Einer der besten Ratschläge, den man Fotografinnen und Fotografen geben kann, ist, die Kamera immer dabei und bereitzuhaben, denn man weiß eigentlich nie, wann sich die Gelegenheit zu einem spektakulären Foto ergibt.

Als Jim Meads am 13. September 1962 mit seinen zweijährigen und dreijährigen Söhnen unterwegs war, hatte er die Kamera allerdings nicht zufällig dabei, sondern hatte die Absicht, ein spektakuläres Familienfoto zu machen. Der Brite wohnte in der Nähe eines Flughafens der Airforce und die arbeitete zu der Zeit an einem Hochgeschwindigkeitskampfjet. Sein Nachbar war der Pilot Bob Sowray und der hatte ihm gesteckt, dass er am darauffolgenden Tag eine dieser Wundermaschinen testfliegen durfte.
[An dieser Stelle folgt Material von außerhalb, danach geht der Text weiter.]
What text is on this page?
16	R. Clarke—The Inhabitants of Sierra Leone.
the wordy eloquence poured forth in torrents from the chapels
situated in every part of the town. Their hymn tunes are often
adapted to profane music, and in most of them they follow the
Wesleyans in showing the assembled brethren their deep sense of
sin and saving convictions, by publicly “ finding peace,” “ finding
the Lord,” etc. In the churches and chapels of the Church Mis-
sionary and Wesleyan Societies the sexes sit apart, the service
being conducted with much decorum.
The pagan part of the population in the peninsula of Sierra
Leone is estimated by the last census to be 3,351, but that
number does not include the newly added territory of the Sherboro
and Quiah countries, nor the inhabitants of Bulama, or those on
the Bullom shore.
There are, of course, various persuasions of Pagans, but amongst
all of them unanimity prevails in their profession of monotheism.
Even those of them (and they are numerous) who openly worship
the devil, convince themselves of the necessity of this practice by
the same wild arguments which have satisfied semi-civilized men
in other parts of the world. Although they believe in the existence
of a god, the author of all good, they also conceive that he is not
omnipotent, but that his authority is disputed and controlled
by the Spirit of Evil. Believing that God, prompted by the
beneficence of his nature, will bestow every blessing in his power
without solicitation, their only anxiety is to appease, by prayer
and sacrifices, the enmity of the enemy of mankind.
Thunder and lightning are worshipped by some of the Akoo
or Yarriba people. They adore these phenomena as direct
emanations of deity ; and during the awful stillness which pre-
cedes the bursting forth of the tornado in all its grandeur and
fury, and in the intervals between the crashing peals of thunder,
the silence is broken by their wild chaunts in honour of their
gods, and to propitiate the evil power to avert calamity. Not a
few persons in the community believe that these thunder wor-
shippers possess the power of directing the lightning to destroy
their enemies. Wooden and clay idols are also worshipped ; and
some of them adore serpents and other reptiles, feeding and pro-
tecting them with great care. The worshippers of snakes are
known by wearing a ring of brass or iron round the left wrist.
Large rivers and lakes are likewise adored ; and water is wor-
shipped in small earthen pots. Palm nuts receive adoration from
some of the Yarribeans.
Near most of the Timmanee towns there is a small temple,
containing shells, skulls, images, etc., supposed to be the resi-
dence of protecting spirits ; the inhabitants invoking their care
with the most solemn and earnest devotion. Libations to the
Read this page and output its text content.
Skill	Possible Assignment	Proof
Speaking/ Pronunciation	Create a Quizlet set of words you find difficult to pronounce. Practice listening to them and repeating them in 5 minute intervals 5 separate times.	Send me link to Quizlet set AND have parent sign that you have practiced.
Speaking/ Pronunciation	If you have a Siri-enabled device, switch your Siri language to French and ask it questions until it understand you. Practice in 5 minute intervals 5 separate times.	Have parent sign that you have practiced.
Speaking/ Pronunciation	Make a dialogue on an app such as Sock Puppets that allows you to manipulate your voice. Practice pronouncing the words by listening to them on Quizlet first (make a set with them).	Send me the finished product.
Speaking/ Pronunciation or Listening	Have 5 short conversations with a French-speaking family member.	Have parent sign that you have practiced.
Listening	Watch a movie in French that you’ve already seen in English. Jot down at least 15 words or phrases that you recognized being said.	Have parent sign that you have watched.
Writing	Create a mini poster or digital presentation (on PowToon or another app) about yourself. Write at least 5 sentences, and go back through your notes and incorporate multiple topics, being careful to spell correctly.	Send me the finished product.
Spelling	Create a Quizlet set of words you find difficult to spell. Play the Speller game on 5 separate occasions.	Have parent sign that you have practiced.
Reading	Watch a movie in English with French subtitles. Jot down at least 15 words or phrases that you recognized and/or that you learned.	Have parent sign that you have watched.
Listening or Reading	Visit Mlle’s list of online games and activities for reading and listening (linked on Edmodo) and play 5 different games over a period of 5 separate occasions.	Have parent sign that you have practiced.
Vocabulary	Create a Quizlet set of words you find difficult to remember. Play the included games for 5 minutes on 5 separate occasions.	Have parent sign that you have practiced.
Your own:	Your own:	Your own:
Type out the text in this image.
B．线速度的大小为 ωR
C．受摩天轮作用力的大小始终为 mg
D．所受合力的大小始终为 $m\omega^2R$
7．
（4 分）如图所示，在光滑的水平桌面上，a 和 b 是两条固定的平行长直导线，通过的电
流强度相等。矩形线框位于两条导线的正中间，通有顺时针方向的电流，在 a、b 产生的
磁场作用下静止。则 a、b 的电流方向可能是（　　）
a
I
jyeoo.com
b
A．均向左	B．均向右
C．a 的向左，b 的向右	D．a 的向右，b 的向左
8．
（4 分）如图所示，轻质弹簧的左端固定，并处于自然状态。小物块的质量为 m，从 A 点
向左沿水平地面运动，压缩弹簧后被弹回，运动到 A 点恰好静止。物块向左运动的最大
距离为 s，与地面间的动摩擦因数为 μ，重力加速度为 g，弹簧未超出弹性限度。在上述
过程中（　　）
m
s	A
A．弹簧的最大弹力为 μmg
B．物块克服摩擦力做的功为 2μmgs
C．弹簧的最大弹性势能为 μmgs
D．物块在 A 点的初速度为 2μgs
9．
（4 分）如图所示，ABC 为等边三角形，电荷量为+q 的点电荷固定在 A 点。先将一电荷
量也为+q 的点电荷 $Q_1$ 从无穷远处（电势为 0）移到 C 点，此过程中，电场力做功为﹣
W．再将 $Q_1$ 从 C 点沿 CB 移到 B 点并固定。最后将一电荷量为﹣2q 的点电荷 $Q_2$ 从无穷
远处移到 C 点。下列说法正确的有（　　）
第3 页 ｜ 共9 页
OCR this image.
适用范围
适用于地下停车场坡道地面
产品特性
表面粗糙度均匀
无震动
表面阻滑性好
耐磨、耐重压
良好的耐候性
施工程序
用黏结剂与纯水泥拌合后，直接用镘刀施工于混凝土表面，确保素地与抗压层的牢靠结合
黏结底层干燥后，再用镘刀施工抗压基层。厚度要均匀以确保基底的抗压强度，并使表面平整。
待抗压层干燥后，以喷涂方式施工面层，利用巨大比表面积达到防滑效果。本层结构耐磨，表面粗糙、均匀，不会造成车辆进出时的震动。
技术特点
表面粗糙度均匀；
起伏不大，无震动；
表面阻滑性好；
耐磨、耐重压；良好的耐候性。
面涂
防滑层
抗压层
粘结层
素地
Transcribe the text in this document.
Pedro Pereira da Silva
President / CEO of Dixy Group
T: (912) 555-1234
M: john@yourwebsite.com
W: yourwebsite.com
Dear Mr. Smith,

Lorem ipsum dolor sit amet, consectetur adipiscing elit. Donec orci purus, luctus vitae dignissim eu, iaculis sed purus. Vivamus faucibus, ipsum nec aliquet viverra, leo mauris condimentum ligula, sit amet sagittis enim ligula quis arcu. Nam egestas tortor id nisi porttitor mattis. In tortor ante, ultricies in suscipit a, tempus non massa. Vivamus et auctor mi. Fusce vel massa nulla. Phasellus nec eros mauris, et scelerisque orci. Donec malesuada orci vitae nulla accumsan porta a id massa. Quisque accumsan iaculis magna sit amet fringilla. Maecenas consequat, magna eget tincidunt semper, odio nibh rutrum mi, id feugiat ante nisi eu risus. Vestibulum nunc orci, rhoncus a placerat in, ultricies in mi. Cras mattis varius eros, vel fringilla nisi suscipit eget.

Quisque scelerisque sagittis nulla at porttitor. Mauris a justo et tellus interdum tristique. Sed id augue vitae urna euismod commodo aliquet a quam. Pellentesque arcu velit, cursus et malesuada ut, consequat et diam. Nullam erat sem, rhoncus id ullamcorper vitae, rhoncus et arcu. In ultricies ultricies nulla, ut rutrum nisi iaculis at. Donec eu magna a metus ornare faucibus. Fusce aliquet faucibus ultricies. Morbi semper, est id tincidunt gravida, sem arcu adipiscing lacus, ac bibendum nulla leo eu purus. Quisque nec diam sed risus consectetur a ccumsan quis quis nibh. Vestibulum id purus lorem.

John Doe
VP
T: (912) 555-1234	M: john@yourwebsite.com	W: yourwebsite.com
Und die English Electric Lightning F1 war ein big deal, das war zu der Zeit die einzige Kampfmaschine in Großbritannien, die schneller als Mach 2 fliegen konnte, also zweifache Schallgeschwindigkeit beherrschte. Außerdem konnte dieses Kampfflugzeug praktisch vertikal starten, sobald sie also eine gewisse Flughöhe erreicht hatte, konnte sie die Nase in den Himmel drehen und wie eine Rakete an Höhe gewinnen.

Jim Meads wusste also, diese Maschine würde am darauffolgenden Tag in seiner Nachbarschaft starten und landen und da wollte er ein Familienfoto mit seinen zwei Jungs, die damals zwei und drei waren, machen. Kleinkinder, die mit offenem Mund ein landendes Kampfflugzeug bestaunen, wenn man das richtig macht, stelle ich mir das süß vor.

Er stapft an jenem 19. September 1962 also mit Kamera und Kindern querfeldein, um möglichst nah an das Flugfeld zu kommen. Es war inzwischen zu ein paar Änderungen gekommen und es war nicht mehr sein Nachbar, der am Steuer dieses Flugzeugs sitzen würde, sondern ein hoch respektierter, berühmter Testpilot, der einen Vorführflug mit dieser Maschine jetzt nun machen sollte.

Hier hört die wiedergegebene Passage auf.